For reference and as quoted from Thomas J. Glover's Pocket Ref [Second Edition, Sequoia Publishing], 80 decibels of sound intensity are called loud and equivalent to being inside a high-speed car, next to an electric shaver or exposed to a police whistle. The "very loud" range of 90 to 100dB encompasses a muffler-less truck, a symphony or band, a car horn at 5 meters, a home lawn mover or boiler factory. The Occupational Safety and Health Act of 1970 states that if two hours of daily exposure to 100dB levels are exceeded, then hearing protection must be worn. 110dB equates to close proximity with a passing train; 120dB to equivalent proximity to thunder or a diesel engine room; 130dB to propeller aircraft at 5 meters or a pneumatic rock drill plus instant ear damage and pain threshold. 140dB are delivered by artillery fire and jet aircraft, 194dB by 50 pounds of TNT at 10 meters.
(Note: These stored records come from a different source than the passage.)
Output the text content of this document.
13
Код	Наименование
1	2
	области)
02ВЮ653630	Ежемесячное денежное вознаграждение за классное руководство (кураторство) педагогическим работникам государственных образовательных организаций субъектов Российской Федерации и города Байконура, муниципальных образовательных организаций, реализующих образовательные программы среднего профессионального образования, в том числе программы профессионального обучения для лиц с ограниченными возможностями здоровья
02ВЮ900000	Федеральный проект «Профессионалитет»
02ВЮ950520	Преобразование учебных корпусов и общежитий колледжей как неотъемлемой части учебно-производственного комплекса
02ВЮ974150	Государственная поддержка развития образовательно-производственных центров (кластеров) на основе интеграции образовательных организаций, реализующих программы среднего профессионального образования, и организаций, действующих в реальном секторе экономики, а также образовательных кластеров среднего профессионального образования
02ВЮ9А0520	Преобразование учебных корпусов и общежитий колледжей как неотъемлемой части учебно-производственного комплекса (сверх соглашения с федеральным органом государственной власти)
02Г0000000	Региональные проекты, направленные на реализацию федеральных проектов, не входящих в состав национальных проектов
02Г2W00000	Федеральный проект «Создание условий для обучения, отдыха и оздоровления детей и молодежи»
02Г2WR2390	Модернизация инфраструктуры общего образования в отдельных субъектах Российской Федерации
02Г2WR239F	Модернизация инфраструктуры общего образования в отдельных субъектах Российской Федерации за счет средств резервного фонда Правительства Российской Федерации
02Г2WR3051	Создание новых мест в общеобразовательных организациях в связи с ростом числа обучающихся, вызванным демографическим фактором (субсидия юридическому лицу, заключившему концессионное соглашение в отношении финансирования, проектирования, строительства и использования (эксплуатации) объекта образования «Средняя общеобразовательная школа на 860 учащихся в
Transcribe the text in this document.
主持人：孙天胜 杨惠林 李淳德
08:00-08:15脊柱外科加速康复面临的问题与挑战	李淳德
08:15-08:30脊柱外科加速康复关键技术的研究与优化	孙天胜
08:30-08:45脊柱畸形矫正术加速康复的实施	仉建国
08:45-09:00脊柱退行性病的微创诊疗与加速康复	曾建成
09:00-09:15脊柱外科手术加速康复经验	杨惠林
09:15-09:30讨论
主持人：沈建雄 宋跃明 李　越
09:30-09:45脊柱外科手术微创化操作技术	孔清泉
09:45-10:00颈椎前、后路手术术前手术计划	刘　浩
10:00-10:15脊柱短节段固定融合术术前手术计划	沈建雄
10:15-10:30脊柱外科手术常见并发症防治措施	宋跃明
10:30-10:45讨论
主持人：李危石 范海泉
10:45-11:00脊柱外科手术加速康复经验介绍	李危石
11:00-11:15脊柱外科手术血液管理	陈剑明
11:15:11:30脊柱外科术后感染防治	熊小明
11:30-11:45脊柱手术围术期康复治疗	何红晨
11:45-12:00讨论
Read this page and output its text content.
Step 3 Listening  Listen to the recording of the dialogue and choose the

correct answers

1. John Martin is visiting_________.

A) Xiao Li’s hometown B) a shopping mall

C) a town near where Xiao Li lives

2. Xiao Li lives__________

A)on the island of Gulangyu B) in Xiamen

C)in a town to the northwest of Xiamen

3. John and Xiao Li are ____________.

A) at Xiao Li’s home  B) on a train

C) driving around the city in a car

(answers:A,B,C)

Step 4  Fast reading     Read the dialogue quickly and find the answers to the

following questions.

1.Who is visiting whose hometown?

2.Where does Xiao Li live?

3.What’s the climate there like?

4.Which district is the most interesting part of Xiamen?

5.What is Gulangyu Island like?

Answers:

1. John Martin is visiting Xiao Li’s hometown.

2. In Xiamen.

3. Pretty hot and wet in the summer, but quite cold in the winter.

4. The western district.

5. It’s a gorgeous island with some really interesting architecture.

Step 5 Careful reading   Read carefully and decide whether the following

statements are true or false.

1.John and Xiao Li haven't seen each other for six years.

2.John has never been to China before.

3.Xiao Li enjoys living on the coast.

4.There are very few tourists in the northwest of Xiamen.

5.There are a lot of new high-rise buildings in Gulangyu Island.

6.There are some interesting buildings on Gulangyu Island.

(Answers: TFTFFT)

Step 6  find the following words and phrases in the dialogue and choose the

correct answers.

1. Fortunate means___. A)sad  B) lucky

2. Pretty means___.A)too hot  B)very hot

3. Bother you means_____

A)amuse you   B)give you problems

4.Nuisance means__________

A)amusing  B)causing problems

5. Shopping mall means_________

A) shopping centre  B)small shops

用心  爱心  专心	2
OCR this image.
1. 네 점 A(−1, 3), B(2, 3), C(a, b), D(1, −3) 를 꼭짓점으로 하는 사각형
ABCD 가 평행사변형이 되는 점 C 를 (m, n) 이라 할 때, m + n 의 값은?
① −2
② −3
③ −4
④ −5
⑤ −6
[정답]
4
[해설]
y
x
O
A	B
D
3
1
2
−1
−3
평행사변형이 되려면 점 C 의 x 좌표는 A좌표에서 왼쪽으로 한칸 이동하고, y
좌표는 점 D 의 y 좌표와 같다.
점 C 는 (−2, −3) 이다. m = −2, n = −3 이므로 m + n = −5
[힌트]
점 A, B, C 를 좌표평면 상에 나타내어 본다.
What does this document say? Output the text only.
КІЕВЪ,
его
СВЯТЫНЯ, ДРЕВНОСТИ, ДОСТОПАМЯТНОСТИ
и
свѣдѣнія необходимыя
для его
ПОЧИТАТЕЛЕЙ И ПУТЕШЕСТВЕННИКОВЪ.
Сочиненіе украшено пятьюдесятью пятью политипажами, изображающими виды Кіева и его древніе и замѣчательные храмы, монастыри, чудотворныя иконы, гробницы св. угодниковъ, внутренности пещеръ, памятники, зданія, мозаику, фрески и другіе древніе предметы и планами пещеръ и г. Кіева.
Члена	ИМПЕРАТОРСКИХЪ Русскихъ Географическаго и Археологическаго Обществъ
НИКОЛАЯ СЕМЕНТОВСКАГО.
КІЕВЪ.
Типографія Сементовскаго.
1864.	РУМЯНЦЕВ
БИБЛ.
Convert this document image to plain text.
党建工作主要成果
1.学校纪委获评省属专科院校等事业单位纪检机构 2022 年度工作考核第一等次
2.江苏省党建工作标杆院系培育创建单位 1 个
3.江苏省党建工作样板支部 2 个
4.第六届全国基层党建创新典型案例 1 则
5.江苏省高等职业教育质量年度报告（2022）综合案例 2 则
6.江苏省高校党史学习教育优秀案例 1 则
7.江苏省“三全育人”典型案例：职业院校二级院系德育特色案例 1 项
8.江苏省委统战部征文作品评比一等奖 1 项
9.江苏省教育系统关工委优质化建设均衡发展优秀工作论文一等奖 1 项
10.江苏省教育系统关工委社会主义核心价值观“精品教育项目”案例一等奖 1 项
To determine how much power you need for spirited sessions with orchestral reference material, consider that prolonged median 95dB of average playback levels measured at the listening seat are loud. This is something average loudspeaker sensitivities of 88dB/1w/1m will accomplish with less than 20 watts in an average room. To build in 20dB headroom above that median level for short-term peaks could require up to 2000 watts on paper since power proceeds in logarithmic function. Is that realistic - 2000 watts? If you're a commissioned salesman of high-power amplifiers, absolutely. If you're a listener like me who focuses on acoustic smaller-scale music in the global beat arena, I will tell you that 2 watts on 101dB speakers have never yet let me down or telegraphed that I'm suffering compression or clipping. So it all depends less on theory and far more on your actual listening habits and what the recorded dynamic range of your favorite music really is. One thing is beyond debate - a 100dB+ sensitive speaker of high power handling mated to a 50-watt amplifier should never run out of steam to induce dynamic limiting. Considering that the Croese co-designed PrimaLuna ProLogue 7 monos deliver 70 watts of ultralinear KT88 juice for all of $2,695/pr, the wisdom of high-sensitivity speakers becomes sensible not just sonically but financially as well. High sensitivity transforms affordable mid-power amps into Superman on Kryptonite. No need to spend more. Now where are all those clever affordable 100dB+ loudspeakers to complete this sensible equation?


Sensible and high-end audio? You gotta be kidding. We get giddy just reading about the Swedish Statement System with its $250K speakers. But that's precisely why Zu Cable has gotten the extensive coverage in our pages they have. Regardless of how you may personally feel about their house sound, there's no doubt that the industry has been bloody lazy to develop highly sensitive consumer speakers just as Detroit has been lazy to develop fuel cells to finish off our dependency on fossil fuels. When a new speaker outfit specializes in putting an end to this widespread laziness, it deserves our support. What we need is a return to sanity and practicality. With speakers at the very tail end of the audio chain, it's their sensitivity/efficiency quotient (acoustic power output for a given input voltage and load behavior) that determine the necessary expenditure of the preceding amplification. So where are the hordes of high-eff loudspeakers to abolish our dependency on expensive good-sounding high-power amplifiers while building in the dynamic headroom Marcel Croese reminds us is required for uncompromised musical satisfaction?